Muslim women are more likely to choose Muslim leaders than men, a new study finds.
But the study finds that for some, Muslim men and women are equally influential.
Source: Business Insider More: The Muslim women who are more influential are women from more conservative backgrounds, the study found.
Muslim men are also less influential than women of the opposite gender.
The study by researchers at Harvard and Columbia Universities looked at data from over 100,000 people in the United States.
The data, collected from 2007 to 2020, included data on religion, ethnicity, and religion affiliation.
It was published in the Journal of Religion and Health.
In the study, Muslim women were significantly more influential than Muslim men in terms of religiosity and religious knowledge.
It was a difference of more than three to one, with women more influential in the study of religion.
But for some religious groups, there was no statistically significant difference between the sexes in terms.
Women were more influential for all of the religions surveyed, including Judaism, Christianity, Hinduism, Buddhism, and Sikhism.
But there was a significant gender difference when it came to religious knowledge and influence.
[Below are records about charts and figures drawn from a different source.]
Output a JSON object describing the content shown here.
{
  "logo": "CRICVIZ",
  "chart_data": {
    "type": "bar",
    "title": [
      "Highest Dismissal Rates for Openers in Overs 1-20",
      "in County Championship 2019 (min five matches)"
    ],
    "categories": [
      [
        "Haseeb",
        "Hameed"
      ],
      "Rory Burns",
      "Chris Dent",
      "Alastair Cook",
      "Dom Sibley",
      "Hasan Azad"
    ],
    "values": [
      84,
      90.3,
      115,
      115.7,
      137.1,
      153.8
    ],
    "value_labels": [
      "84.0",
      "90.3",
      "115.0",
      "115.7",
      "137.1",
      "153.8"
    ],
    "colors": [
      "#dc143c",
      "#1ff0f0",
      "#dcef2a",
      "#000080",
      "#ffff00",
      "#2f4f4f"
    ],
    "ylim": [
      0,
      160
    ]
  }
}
For instance, women who were more religiously educated were more likely than women with less religious knowledge to identify as “a believer” in religion.
And this difference was statistically significant.
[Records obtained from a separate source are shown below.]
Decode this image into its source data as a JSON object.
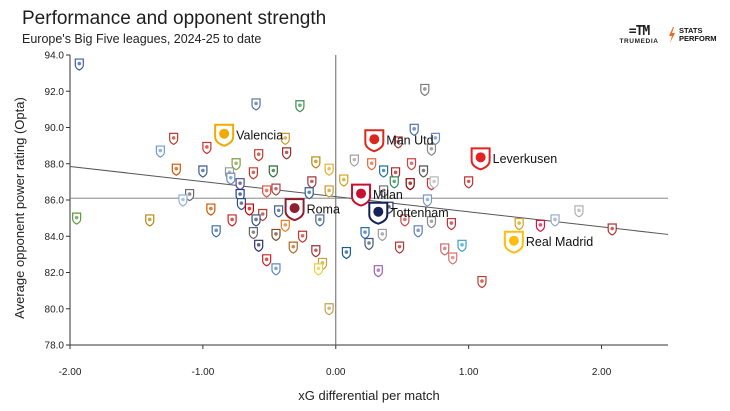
{
  "header": {
    "title": "Performance and opponent strength",
    "subtitle": "Europe's Big Five leagues, 2024-25 to date"
  },
  "logos": {
    "trumedia": "TRUMEDIA",
    "stats_perform_line1": "STATS",
    "stats_perform_line2": "PERFORM"
  },
  "colors": {
    "axis": "#333333",
    "trend_line": "#555555",
    "accent_orange": "#f26722",
    "accent_red": "#e03a3e"
  },
  "chart_data": {
    "type": "scatter",
    "title": "Performance and opponent strength",
    "subtitle": "Europe's Big Five leagues, 2024-25 to date",
    "xlabel": "xG differential per match",
    "ylabel": "Average opponent power rating (Opta)",
    "xlim": [
      -2.0,
      2.5
    ],
    "ylim": [
      78.0,
      94.0
    ],
    "xticks": [
      -2.0,
      -1.0,
      0.0,
      1.0,
      2.0
    ],
    "xtick_labels": [
      "-2.00",
      "-1.00",
      "0.00",
      "1.00",
      "2.00"
    ],
    "yticks": [
      78,
      80,
      82,
      84,
      86,
      88,
      90,
      92,
      94
    ],
    "ytick_labels": [
      "78.0",
      "80.0",
      "82.0",
      "84.0",
      "86.0",
      "88.0",
      "90.0",
      "92.0",
      "94.0"
    ],
    "grid": false,
    "trend_line": {
      "x": [
        -2.0,
        2.5
      ],
      "y": [
        87.85,
        84.1
      ]
    },
    "reference_line_y": 86.1,
    "labeled_points": [
      {
        "name": "Valencia",
        "x": -0.84,
        "y": 89.6,
        "color": "#f2a900"
      },
      {
        "name": "Man Utd",
        "x": 0.29,
        "y": 89.3,
        "color": "#da291c"
      },
      {
        "name": "Leverkusen",
        "x": 1.09,
        "y": 88.3,
        "color": "#e32221"
      },
      {
        "name": "Milan",
        "x": 0.19,
        "y": 86.3,
        "color": "#c8102e"
      },
      {
        "name": "Roma",
        "x": -0.31,
        "y": 85.5,
        "color": "#8e1f2f"
      },
      {
        "name": "Tottenham",
        "x": 0.32,
        "y": 85.3,
        "color": "#132257"
      },
      {
        "name": "Real Madrid",
        "x": 1.34,
        "y": 83.7,
        "color": "#febe10"
      }
    ],
    "other_points": [
      {
        "x": -1.93,
        "y": 93.5,
        "color": "#3a5fa0"
      },
      {
        "x": 0.67,
        "y": 92.1,
        "color": "#7a7a7a"
      },
      {
        "x": -0.6,
        "y": 91.3,
        "color": "#5a6f9a"
      },
      {
        "x": -0.27,
        "y": 91.2,
        "color": "#3d8f4f"
      },
      {
        "x": -1.22,
        "y": 89.4,
        "color": "#c0392b"
      },
      {
        "x": -0.38,
        "y": 89.4,
        "color": "#c79b2b"
      },
      {
        "x": 0.59,
        "y": 89.9,
        "color": "#4a6fa5"
      },
      {
        "x": 0.75,
        "y": 89.4,
        "color": "#6b8cc4"
      },
      {
        "x": 0.47,
        "y": 89.2,
        "color": "#b03030"
      },
      {
        "x": -1.32,
        "y": 88.7,
        "color": "#6c9bd2"
      },
      {
        "x": -0.97,
        "y": 88.9,
        "color": "#d12b2b"
      },
      {
        "x": -0.58,
        "y": 88.5,
        "color": "#c0392b"
      },
      {
        "x": -0.37,
        "y": 88.6,
        "color": "#9c2a2a"
      },
      {
        "x": 0.72,
        "y": 88.8,
        "color": "#888888"
      },
      {
        "x": -0.75,
        "y": 88.0,
        "color": "#7f9f3f"
      },
      {
        "x": -0.15,
        "y": 88.1,
        "color": "#b8860b"
      },
      {
        "x": 0.14,
        "y": 88.2,
        "color": "#a0a0a0"
      },
      {
        "x": 0.27,
        "y": 88.0,
        "color": "#e86a3a"
      },
      {
        "x": 0.57,
        "y": 88.0,
        "color": "#c44"
      },
      {
        "x": -1.2,
        "y": 87.7,
        "color": "#d35400"
      },
      {
        "x": -1.0,
        "y": 87.6,
        "color": "#3b5998"
      },
      {
        "x": -0.8,
        "y": 87.5,
        "color": "#999999"
      },
      {
        "x": -0.62,
        "y": 87.5,
        "color": "#c0392b"
      },
      {
        "x": -0.47,
        "y": 87.6,
        "color": "#2f6a3a"
      },
      {
        "x": -0.05,
        "y": 87.7,
        "color": "#e0b030"
      },
      {
        "x": 0.36,
        "y": 87.6,
        "color": "#1d6fa5"
      },
      {
        "x": 0.45,
        "y": 87.5,
        "color": "#b22222"
      },
      {
        "x": 0.66,
        "y": 87.6,
        "color": "#555555"
      },
      {
        "x": -0.79,
        "y": 87.2,
        "color": "#6a8fbf"
      },
      {
        "x": -0.72,
        "y": 86.9,
        "color": "#4a4a8a"
      },
      {
        "x": -0.18,
        "y": 87.0,
        "color": "#aa3333"
      },
      {
        "x": 0.06,
        "y": 87.1,
        "color": "#d4a017"
      },
      {
        "x": 0.44,
        "y": 87.0,
        "color": "#2e8b57"
      },
      {
        "x": 0.56,
        "y": 86.9,
        "color": "#8b0000"
      },
      {
        "x": 0.72,
        "y": 86.9,
        "color": "#cc3333"
      },
      {
        "x": 0.74,
        "y": 87.0,
        "color": "#b8b8b8"
      },
      {
        "x": 1.0,
        "y": 87.0,
        "color": "#c03030"
      },
      {
        "x": -1.1,
        "y": 86.3,
        "color": "#6a6a6a"
      },
      {
        "x": -1.15,
        "y": 86.0,
        "color": "#8fb0d8"
      },
      {
        "x": -0.72,
        "y": 86.3,
        "color": "#1f3a93"
      },
      {
        "x": -0.52,
        "y": 86.5,
        "color": "#e74c3c"
      },
      {
        "x": -0.45,
        "y": 86.6,
        "color": "#a94442"
      },
      {
        "x": -0.2,
        "y": 86.4,
        "color": "#2c5e8f"
      },
      {
        "x": -0.05,
        "y": 86.5,
        "color": "#c79b2b"
      },
      {
        "x": 0.36,
        "y": 86.5,
        "color": "#6d6d6d"
      },
      {
        "x": 0.69,
        "y": 86.0,
        "color": "#7a99c8"
      },
      {
        "x": -0.71,
        "y": 85.8,
        "color": "#2a4d8f"
      },
      {
        "x": -0.65,
        "y": 85.5,
        "color": "#cc0000"
      },
      {
        "x": -0.55,
        "y": 85.2,
        "color": "#b03a2e"
      },
      {
        "x": -0.43,
        "y": 85.4,
        "color": "#406080"
      },
      {
        "x": -0.94,
        "y": 85.5,
        "color": "#d35400"
      },
      {
        "x": 0.4,
        "y": 85.6,
        "color": "#333366"
      },
      {
        "x": 1.83,
        "y": 85.4,
        "color": "#b0b0b0"
      },
      {
        "x": -1.95,
        "y": 85.0,
        "color": "#5a9c3a"
      },
      {
        "x": -1.4,
        "y": 84.9,
        "color": "#b8860b"
      },
      {
        "x": -0.78,
        "y": 84.9,
        "color": "#cc2222"
      },
      {
        "x": -0.6,
        "y": 84.9,
        "color": "#2f4f7f"
      },
      {
        "x": -0.38,
        "y": 84.6,
        "color": "#e67e22"
      },
      {
        "x": -0.12,
        "y": 84.9,
        "color": "#446688"
      },
      {
        "x": 0.52,
        "y": 84.9,
        "color": "#cc4444"
      },
      {
        "x": 0.72,
        "y": 84.8,
        "color": "#8a8a8a"
      },
      {
        "x": 0.87,
        "y": 84.7,
        "color": "#c03030"
      },
      {
        "x": 1.65,
        "y": 84.9,
        "color": "#8fa8c8"
      },
      {
        "x": 1.54,
        "y": 84.6,
        "color": "#d14"
      },
      {
        "x": 1.38,
        "y": 84.7,
        "color": "#d4a017"
      },
      {
        "x": 2.08,
        "y": 84.4,
        "color": "#b03030"
      },
      {
        "x": -0.9,
        "y": 84.3,
        "color": "#3a6ea5"
      },
      {
        "x": -0.62,
        "y": 84.2,
        "color": "#666666"
      },
      {
        "x": -0.45,
        "y": 84.1,
        "color": "#7a4a2a"
      },
      {
        "x": -0.25,
        "y": 84.0,
        "color": "#c0392b"
      },
      {
        "x": 0.22,
        "y": 84.2,
        "color": "#2a6fb0"
      },
      {
        "x": 0.35,
        "y": 84.1,
        "color": "#9a9a9a"
      },
      {
        "x": 0.62,
        "y": 84.3,
        "color": "#5a7fb5"
      },
      {
        "x": -0.58,
        "y": 83.5,
        "color": "#2d2d6d"
      },
      {
        "x": -0.32,
        "y": 83.4,
        "color": "#b5651d"
      },
      {
        "x": -0.15,
        "y": 83.2,
        "color": "#a03030"
      },
      {
        "x": 0.08,
        "y": 83.1,
        "color": "#1a5a9a"
      },
      {
        "x": 0.25,
        "y": 83.6,
        "color": "#445577"
      },
      {
        "x": 0.48,
        "y": 83.4,
        "color": "#bb3333"
      },
      {
        "x": 0.82,
        "y": 83.3,
        "color": "#c66"
      },
      {
        "x": 0.95,
        "y": 83.5,
        "color": "#3aa0c8"
      },
      {
        "x": -0.52,
        "y": 82.7,
        "color": "#cc2222"
      },
      {
        "x": 0.88,
        "y": 82.8,
        "color": "#e07070"
      },
      {
        "x": -0.1,
        "y": 82.5,
        "color": "#c8a040"
      },
      {
        "x": -0.45,
        "y": 82.2,
        "color": "#5a88c8"
      },
      {
        "x": -0.13,
        "y": 82.2,
        "color": "#e8d040"
      },
      {
        "x": 0.32,
        "y": 82.1,
        "color": "#9a5fb5"
      },
      {
        "x": 1.1,
        "y": 81.5,
        "color": "#c0392b"
      },
      {
        "x": -0.05,
        "y": 80.0,
        "color": "#c8a050"
      }
    ]
  }
}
Women who attended a mosque less often were more influenced by their religious leaders than those who did.
Women with higher levels of religiously observant friends were more religious and more religious in general.
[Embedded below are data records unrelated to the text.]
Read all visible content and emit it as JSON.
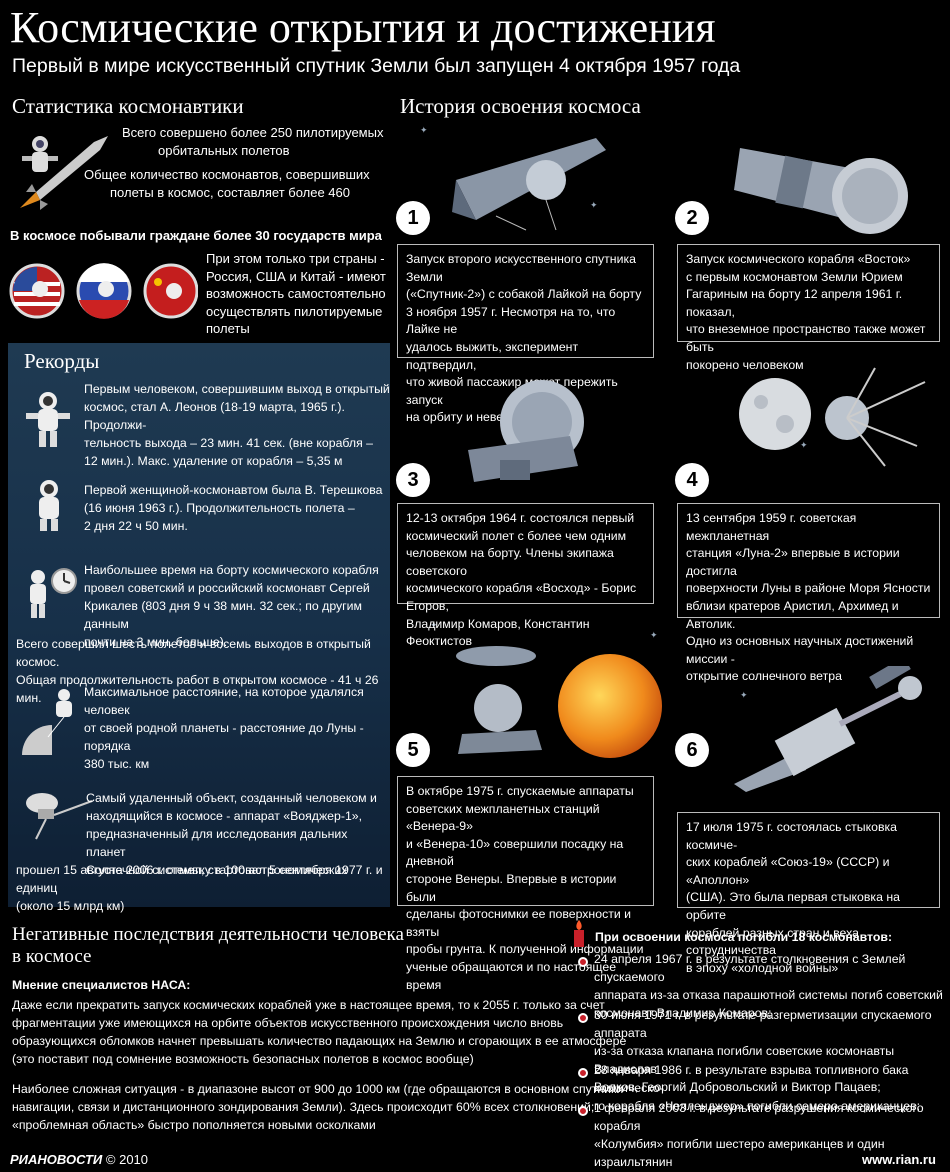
{
  "header": {
    "title": "Космические открытия и достижения",
    "subtitle": "Первый в мире искусственный спутник Земли был запущен 4 октября 1957 года"
  },
  "stats": {
    "heading": "Статистика космонавтики",
    "line1a": "Всего совершено более 250 пилотируемых",
    "line1b": "орбитальных полетов",
    "line2a": "Общее количество космонавтов, совершивших",
    "line2b": "полеты в космос, составляет более 460",
    "countries_heading": "В космосе побывали граждане более 30 государств мира",
    "countries_text": [
      "При этом только три страны -",
      "Россия, США и Китай - имеют",
      "возможность самостоятельно",
      "осуществлять пилотируемые",
      "полеты"
    ]
  },
  "records": {
    "heading": "Рекорды",
    "r1": [
      "Первым человеком, совершившим выход в открытый",
      "космос, стал А. Леонов (18-19 марта, 1965 г.). Продолжи-",
      "тельность выхода – 23 мин. 41 сек. (вне корабля –",
      "12 мин.). Макс. удаление от корабля – 5,35 м"
    ],
    "r2": [
      "Первой женщиной-космонавтом была В. Терешкова",
      "(16 июня 1963 г.). Продолжительность полета –",
      "2 дня 22 ч  50 мин."
    ],
    "r3": [
      "Наибольшее время на борту космического корабля",
      "провел советский и российский космонавт Сергей",
      "Крикалев (803 дня 9 ч 38 мин. 32 сек.; по другим данным",
      "почти на 3 мин. больше)."
    ],
    "r3b": [
      "Всего совершил шесть полетов и восемь выходов в открытый космос.",
      "Общая продолжительность работ в открытом космосе - 41 ч 26 мин."
    ],
    "r4": [
      "Максимальное расстояние, на которое удалялся человек",
      "от своей родной планеты - расстояние до Луны - порядка",
      "380 тыс. км"
    ],
    "r5": [
      "Самый удаленный объект, созданный человеком и",
      "находящийся в космосе -  аппарат «Вояджер-1»,",
      "предназначенный для исследования дальних планет",
      "Солнечной системы, стартовал 5 сентября 1977 г. и",
      "прошел 15 августа 2006 г. отметку в 100 астрономических единиц",
      "(около 15 млрд км)"
    ]
  },
  "history": {
    "heading": "История освоения космоса",
    "items": [
      {
        "num": "1",
        "lines": [
          "Запуск второго искусственного спутника Земли",
          "(«Спутник-2») с собакой Лайкой на борту",
          "3 ноября 1957 г. Несмотря на то, что Лайке не",
          "удалось выжить, эксперимент подтвердил,",
          "что живой пассажир может пережить запуск",
          "на орбиту и невесомость"
        ]
      },
      {
        "num": "2",
        "lines": [
          "Запуск космического корабля «Восток»",
          "с первым космонавтом Земли Юрием",
          "Гагариным на борту 12 апреля 1961 г. показал,",
          "что внеземное пространство также может быть",
          "покорено человеком"
        ]
      },
      {
        "num": "3",
        "lines": [
          "12-13 октября 1964 г. состоялся первый",
          "космический полет с более чем одним",
          "человеком на борту. Члены экипажа советского",
          "космического корабля «Восход» - Борис Егоров,",
          "Владимир Комаров, Константин Феоктистов"
        ]
      },
      {
        "num": "4",
        "lines": [
          "13 сентября 1959 г. советская межпланетная",
          "станция «Луна-2» впервые в истории достигла",
          "поверхности Луны в районе Моря Ясности",
          "вблизи кратеров Аристил, Архимед и Автолик.",
          "Одно из основных научных достижений миссии -",
          "открытие солнечного ветра"
        ]
      },
      {
        "num": "5",
        "lines": [
          "В октябре 1975 г. спускаемые аппараты",
          "советских межпланетных станций «Венера-9»",
          "и «Венера-10» совершили посадку на дневной",
          "стороне Венеры. Впервые в истории были",
          "сделаны фотоснимки ее поверхности и взяты",
          "пробы грунта. К полученной информации",
          "ученые обращаются и по настоящее время"
        ]
      },
      {
        "num": "6",
        "lines": [
          "17 июля 1975 г. состоялась стыковка космиче-",
          "ских кораблей «Союз-19» (СССР) и «Аполлон»",
          "(США). Это была первая стыковка на орбите",
          "кораблей разных стран и веха сотрудничества",
          "в эпоху «холодной войны»"
        ]
      }
    ]
  },
  "negative": {
    "heading_a": "Негативные последствия деятельности человека",
    "heading_b": "в космосе",
    "opinion": "Мнение специалистов НАСА:",
    "p1": [
      "Даже если прекратить запуск космических кораблей уже в настоящее время, то к 2055 г. только за счет",
      "фрагментации уже имеющихся на орбите объектов искусственного происхождения число вновь",
      "образующихся обломков начнет превышать количество падающих на Землю и сгорающих в ее атмосфере",
      "(это поставит под сомнение возможность безопасных полетов в космос вообще)"
    ],
    "p2": [
      "Наиболее сложная ситуация - в диапазоне высот от 900 до 1000 км (где обращаются в основном спутники",
      "навигации, связи и дистанционного зондирования Земли). Здесь происходит 60% всех столкновений;",
      "«проблемная область»  быстро пополняется новыми осколками"
    ]
  },
  "died": {
    "heading": "При освоении космоса погибли 18 космонавтов:",
    "items": [
      [
        "24 апреля 1967 г. в результате столкновения с Землей спускаемого",
        "аппарата из-за отказа парашютной системы погиб советский",
        "космонавт Владимир Комаров;"
      ],
      [
        "30 июня 1971 г. в результате разгерметизации спускаемого аппарата",
        "из-за отказа клапана погибли советские космонавты Владислав",
        "Волков, Георгий Добровольский и Виктор Пацаев;"
      ],
      [
        "28 января 1986 г. в результате взрыва топливного бака космическо-",
        "го корабля «Челленджер» погибли семеро американцев;"
      ],
      [
        "1 февраля 2003 г. в результате разрушения космического корабля",
        "«Колумбия» погибли шестеро американцев и один израильтянин"
      ]
    ]
  },
  "footer": {
    "brand": "РИАНОВОСТИ",
    "copyright": "© 2010",
    "site": "www.rian.ru"
  }
}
Women were less religious and observant in general than men.
In addition, women were more inclined to say they are a follower of Islam than men were.
However, for the men in the survey, the difference between men and men was not statistically significant for religious knowledge or influence.
The study does suggest that women who attend a mosque more often are more religious, but it does not mean they are more devout or religious in terms in the traditional sense.